Kamera 10 yıl ileride, insan hayatı 100 yıl geride
Kızıltepeliler kırmızı ışıkta bekleyen araçtan bir gencin atlayıp kaçtığını gördüler. Genç adam araçtan inmeden önce “Beni hastaneye götürmeyin, beni zehirleyecekler” demişti.
Adı, Murat Çiçek’ti.
1990’da Mardin Kızıltepe’de doğdu.
Yüzde 84 engelli raporu vardı.
2016’dan beri şizofreni tedavisi görüyordu.
Üç ayda bir vurulması gereken iğneyi aksattığı için hastalığı nüksetti ve sanrılar görmeye başladı.
Babası Mehmet Çiçek, 29 Nisan 2024 sabahı oğlunu Kızıltepe Devlet Hastanesi’ne götürmek üzere aracıyla yola çıktı. Kırmızı ışıkta bekledikleri sırada Murat Çiçek, kapıyı açıp kaçtı. Çiçek'i saatler sonra bir tarlada, bileklerini kesmiş halde buldular. Götürüp Kızıltepe Devlet Hastanesi Psikiyatri Servisi’ne yatırdılar. Nöbetçi doktor “Oğlunuzla bize emanet” dedi.
Gel gör ki…
İki gün sonra Çiçek’in beşinci kattan atladığı haberini verdiler.

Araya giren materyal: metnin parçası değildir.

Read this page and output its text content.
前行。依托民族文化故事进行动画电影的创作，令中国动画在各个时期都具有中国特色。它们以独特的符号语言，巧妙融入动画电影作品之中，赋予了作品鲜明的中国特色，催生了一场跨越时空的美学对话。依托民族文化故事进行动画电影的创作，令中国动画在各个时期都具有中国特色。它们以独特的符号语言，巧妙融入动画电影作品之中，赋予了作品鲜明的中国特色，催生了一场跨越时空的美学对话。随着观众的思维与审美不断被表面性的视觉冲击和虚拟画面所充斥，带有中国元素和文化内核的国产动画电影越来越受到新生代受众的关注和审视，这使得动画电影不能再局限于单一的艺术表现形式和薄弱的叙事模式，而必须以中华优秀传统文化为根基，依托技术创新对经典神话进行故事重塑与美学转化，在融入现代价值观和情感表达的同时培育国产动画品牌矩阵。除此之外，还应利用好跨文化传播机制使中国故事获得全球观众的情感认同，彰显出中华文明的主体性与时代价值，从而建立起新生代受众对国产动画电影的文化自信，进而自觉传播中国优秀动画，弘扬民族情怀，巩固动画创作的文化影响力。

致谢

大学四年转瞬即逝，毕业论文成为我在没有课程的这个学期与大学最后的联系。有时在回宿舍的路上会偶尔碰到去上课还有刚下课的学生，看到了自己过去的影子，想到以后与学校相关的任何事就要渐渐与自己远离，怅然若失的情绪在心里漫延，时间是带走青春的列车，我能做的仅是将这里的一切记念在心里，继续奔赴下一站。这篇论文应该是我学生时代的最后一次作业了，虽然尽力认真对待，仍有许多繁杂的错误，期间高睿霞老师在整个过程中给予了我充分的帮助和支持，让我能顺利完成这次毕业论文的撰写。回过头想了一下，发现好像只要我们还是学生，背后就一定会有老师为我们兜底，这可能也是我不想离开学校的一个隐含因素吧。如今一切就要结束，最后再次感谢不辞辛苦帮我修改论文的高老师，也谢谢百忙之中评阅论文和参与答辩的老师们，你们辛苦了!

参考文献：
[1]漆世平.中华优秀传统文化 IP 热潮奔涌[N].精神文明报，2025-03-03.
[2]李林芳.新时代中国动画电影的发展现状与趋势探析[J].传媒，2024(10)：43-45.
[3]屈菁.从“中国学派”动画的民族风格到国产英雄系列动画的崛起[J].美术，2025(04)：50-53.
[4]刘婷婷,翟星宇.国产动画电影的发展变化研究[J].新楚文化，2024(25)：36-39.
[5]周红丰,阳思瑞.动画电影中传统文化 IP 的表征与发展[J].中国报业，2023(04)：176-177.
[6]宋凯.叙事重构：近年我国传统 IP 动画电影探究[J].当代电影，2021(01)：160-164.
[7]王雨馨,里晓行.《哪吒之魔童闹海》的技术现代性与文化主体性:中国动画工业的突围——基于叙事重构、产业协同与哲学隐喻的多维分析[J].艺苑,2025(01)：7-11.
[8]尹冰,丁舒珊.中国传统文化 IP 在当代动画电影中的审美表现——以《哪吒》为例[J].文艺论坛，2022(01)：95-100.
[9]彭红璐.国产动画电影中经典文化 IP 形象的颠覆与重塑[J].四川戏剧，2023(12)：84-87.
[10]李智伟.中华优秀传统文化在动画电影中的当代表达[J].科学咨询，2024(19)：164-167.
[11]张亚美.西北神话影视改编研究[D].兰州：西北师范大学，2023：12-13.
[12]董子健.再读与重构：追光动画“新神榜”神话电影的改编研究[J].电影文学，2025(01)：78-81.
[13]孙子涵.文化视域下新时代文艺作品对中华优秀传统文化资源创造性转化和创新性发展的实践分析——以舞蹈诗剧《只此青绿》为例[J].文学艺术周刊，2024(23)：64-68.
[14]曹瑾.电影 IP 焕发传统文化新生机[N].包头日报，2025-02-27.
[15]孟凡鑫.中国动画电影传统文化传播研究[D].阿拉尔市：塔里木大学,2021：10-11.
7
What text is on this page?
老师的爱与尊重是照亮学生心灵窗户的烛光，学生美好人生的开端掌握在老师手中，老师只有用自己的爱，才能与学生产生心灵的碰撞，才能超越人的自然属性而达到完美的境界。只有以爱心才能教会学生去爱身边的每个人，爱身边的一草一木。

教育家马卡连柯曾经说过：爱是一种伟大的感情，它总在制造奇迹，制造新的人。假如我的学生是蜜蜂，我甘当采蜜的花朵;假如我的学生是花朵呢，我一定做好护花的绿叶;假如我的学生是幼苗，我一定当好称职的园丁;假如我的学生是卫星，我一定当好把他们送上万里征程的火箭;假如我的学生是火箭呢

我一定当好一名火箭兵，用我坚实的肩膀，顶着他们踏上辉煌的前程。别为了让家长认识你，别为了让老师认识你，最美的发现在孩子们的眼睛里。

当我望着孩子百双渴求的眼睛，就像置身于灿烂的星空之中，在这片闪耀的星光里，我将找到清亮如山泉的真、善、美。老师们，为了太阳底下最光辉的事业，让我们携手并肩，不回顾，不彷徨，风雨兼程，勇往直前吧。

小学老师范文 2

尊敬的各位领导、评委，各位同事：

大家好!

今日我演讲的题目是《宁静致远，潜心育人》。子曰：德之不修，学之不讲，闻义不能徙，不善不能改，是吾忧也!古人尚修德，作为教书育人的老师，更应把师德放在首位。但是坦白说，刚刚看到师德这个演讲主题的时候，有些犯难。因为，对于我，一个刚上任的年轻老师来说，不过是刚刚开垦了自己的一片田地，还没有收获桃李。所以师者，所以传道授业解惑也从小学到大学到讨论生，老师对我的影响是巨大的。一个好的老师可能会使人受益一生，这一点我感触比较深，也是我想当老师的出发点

Çiçek, 26 Mayıs 2024’te hayatını kaybetti.
Daha önce biri teşebbüs etti
Psikiyatri servisi hastanenin beşinci katındaydı.
Çiçek, ilk gün demir parmaklığın ve cam bölmenin bulunduğu odaya alındı. Çiçek, ısrarla çıkmak istedi. 1 Mayıs’ta odası değiştirildi. Alüminyum pencerenin olduğu, kamerayla izlenen odaya yerleştirildi.
Bu katta 2019’da bir hasta pencereyi söküp atlamak üzereyken yakalanmıştı.
Çiçek, bilekleri kesik halde getirildiği, kendisine veya başkasına zarar verme ihtimali olduğu halde demir parmaklıklı değil, alüminyum pencereli odaya kondu.
Kamera izlenseydi engellenirdi
Çiçek, o gün görevli K.B.’den sigara istedi.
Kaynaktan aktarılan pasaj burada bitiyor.